Il ne l'avait toujours pas pardonnée d'avoir tué Sweerias. Il saisissait les paroles d'Yllias, car la jeune femme s'était engouffrée d'elle-même dans ces désastres. Ceux-ci avaient impacté tout leur groupe, en avaient traumatisé plus d'un, les rongeaient tout un par un. Haydus en deuil, Yllias sur le qui-vive, Liz manquant de s'être laissée détruire, et lui-même hanté par de sombres pulsions.

Toutefois, être antagoniste n'impliquait pas d'avoir souhaité tout ruiner, d'en être consciemment responsable, de ne pas même ressentir de regrets. Loë le savait ; mais de là à l'intégrer, il avait encore un long chemin à parcourir.

Je vais continuer l'alchimie, répondit-il donc. Je vais m'entraîner. Et je vais voir où ça me mène.

Loë..., pleurnicha soudain Xi. Je suis extrêmement fière de toi !

Hein ? Quoi, pourquoi ? Je n'ai rien fait !

Si, tu as évolué. Dis, tu viendras nous voir ? Tu me manques. Je vais sûrement sceller nos pouvoirs, alors je ne pourrai plus communiquer ainsi.
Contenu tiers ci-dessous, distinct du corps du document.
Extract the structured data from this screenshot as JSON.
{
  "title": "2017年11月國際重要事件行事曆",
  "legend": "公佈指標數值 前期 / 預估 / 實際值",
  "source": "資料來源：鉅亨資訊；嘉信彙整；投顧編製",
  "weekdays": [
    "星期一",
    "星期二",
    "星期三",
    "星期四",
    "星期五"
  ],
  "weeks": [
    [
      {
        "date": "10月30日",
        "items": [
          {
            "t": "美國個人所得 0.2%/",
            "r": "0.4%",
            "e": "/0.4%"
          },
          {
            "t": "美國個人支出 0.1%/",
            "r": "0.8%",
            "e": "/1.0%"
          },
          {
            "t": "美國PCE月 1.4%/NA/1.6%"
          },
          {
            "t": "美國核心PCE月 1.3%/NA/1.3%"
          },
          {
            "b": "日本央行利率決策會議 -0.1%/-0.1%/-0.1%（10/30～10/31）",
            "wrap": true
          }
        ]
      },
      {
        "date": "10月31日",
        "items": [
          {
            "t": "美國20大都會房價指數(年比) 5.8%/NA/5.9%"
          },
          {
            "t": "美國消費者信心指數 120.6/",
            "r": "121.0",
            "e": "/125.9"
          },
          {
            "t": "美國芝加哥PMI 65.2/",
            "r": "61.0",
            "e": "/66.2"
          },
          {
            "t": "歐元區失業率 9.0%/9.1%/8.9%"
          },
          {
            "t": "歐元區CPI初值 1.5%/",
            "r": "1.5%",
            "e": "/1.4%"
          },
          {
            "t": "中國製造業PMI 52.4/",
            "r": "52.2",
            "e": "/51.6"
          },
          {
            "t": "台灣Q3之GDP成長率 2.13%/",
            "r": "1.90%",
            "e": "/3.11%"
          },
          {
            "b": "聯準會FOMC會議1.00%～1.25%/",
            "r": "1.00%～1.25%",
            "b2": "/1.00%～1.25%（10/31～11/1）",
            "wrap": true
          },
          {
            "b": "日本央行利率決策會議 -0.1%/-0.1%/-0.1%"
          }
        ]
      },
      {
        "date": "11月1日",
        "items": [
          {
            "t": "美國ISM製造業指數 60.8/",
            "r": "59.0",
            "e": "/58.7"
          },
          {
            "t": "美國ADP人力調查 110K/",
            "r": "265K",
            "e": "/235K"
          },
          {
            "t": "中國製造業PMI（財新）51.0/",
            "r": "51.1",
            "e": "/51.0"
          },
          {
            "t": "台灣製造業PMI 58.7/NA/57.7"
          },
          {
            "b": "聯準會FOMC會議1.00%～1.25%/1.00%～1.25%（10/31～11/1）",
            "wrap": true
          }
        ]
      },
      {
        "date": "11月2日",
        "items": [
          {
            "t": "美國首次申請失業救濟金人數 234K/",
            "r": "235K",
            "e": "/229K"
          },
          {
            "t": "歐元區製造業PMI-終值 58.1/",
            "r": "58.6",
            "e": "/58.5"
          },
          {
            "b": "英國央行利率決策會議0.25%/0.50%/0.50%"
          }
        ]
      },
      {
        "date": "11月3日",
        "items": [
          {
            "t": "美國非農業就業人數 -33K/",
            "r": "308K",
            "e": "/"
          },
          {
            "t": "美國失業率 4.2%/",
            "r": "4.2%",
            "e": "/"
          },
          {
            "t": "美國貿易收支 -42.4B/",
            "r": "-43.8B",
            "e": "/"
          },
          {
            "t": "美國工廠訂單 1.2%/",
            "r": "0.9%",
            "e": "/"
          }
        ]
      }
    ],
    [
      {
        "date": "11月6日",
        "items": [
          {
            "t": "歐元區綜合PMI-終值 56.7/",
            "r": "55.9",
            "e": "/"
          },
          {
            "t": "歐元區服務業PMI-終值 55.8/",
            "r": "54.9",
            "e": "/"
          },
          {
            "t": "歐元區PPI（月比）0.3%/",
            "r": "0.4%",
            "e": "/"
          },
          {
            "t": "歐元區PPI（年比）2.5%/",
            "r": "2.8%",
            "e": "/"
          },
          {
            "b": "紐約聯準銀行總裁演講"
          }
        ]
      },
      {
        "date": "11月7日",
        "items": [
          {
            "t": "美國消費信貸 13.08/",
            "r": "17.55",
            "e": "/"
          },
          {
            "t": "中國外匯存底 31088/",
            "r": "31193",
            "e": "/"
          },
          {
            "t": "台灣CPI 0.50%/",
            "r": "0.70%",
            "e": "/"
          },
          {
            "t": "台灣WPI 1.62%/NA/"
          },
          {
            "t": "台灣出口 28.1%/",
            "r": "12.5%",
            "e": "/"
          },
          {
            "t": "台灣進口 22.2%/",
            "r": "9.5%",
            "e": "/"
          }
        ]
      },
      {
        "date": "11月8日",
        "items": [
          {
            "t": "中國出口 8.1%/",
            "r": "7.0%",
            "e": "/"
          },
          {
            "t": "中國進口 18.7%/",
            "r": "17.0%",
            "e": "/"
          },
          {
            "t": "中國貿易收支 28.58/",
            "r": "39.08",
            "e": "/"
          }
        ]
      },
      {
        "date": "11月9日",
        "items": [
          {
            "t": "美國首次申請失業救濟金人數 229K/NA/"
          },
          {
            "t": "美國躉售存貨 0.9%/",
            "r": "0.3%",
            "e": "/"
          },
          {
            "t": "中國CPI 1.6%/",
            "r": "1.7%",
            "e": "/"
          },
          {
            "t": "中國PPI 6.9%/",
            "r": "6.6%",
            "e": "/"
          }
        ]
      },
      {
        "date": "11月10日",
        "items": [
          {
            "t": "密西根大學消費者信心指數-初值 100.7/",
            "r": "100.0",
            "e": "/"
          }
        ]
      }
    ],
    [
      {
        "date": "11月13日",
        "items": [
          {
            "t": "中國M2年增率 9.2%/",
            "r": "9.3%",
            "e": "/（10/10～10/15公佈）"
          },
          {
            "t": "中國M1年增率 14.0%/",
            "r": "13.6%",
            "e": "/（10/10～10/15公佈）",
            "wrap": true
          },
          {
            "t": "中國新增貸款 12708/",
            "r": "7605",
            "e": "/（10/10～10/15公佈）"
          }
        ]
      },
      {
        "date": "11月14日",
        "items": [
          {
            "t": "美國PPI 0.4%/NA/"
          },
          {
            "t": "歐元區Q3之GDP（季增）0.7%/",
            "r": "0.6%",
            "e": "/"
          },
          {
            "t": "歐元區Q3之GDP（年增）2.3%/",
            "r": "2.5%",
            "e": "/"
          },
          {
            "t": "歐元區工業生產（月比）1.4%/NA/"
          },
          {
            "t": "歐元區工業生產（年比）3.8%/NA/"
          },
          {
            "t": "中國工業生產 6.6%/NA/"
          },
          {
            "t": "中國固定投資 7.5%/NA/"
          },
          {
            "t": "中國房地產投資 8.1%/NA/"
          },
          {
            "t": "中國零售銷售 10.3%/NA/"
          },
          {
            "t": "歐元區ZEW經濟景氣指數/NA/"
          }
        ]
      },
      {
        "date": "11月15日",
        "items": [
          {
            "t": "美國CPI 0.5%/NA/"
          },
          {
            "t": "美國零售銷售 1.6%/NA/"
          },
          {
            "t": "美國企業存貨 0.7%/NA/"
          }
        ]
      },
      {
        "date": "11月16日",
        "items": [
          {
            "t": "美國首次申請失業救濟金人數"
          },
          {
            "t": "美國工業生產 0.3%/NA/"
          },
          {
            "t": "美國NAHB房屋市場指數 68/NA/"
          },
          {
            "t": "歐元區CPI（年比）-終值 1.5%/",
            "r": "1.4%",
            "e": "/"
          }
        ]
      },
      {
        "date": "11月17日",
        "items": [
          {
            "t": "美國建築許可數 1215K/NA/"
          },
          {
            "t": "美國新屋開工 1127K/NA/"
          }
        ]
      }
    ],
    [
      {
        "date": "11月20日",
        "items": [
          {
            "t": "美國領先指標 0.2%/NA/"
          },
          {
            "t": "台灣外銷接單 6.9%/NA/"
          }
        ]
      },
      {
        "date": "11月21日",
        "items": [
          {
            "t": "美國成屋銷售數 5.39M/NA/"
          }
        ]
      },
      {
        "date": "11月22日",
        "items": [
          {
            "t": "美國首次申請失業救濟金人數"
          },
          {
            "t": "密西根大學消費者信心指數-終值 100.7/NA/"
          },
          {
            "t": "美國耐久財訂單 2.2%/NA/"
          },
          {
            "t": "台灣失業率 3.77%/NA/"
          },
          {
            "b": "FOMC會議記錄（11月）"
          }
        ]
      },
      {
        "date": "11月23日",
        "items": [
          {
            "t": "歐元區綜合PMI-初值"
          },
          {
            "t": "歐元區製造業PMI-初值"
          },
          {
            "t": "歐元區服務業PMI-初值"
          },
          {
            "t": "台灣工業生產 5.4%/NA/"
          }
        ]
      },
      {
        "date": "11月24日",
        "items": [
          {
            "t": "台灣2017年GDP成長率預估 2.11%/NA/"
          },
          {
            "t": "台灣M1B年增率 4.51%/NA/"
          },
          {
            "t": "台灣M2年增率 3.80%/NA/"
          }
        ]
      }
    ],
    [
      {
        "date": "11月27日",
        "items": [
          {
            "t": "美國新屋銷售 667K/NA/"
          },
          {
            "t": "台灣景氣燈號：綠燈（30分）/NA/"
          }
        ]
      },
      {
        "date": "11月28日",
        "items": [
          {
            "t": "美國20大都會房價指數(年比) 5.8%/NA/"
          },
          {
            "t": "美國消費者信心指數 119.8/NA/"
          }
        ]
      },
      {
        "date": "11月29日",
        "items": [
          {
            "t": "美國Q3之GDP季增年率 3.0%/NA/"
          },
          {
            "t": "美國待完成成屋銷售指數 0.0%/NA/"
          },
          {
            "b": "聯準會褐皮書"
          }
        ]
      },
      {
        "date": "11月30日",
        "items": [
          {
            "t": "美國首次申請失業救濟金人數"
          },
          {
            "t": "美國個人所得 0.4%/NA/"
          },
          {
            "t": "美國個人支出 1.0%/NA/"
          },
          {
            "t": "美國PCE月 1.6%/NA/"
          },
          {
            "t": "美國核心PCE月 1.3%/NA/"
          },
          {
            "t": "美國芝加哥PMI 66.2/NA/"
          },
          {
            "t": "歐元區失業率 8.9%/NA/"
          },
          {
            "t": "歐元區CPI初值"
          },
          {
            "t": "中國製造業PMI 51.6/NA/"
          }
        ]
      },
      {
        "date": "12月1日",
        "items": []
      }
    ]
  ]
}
Sceller ses pouvoirs. Je serai le seul à survivre à une éternité... ? Aux Cieux, d'autres individus vivaient et s'impliquaient. Dans le département de l'Alchimie, il allait rencontrer d'autres personnes. Peut-être même qu'un jour, il allait réussir à visiter la tombe de Sweerias et parler à Haydus.

Néanmoins, voir Xi, alors qu'il ressentait envers elle un mélange d'amertume et de remords et de tendresse, cela allait lui prendre bien du temps.

Qu'est-ce que tu feras ? reprit-elle.

Mais du temps, il paraissait qu'il en avait à foison. Il roula sur le dos, les yeux clos.

De mon mieux.

Et pour une fichue fois, ses paroles, il parvint à les tenir.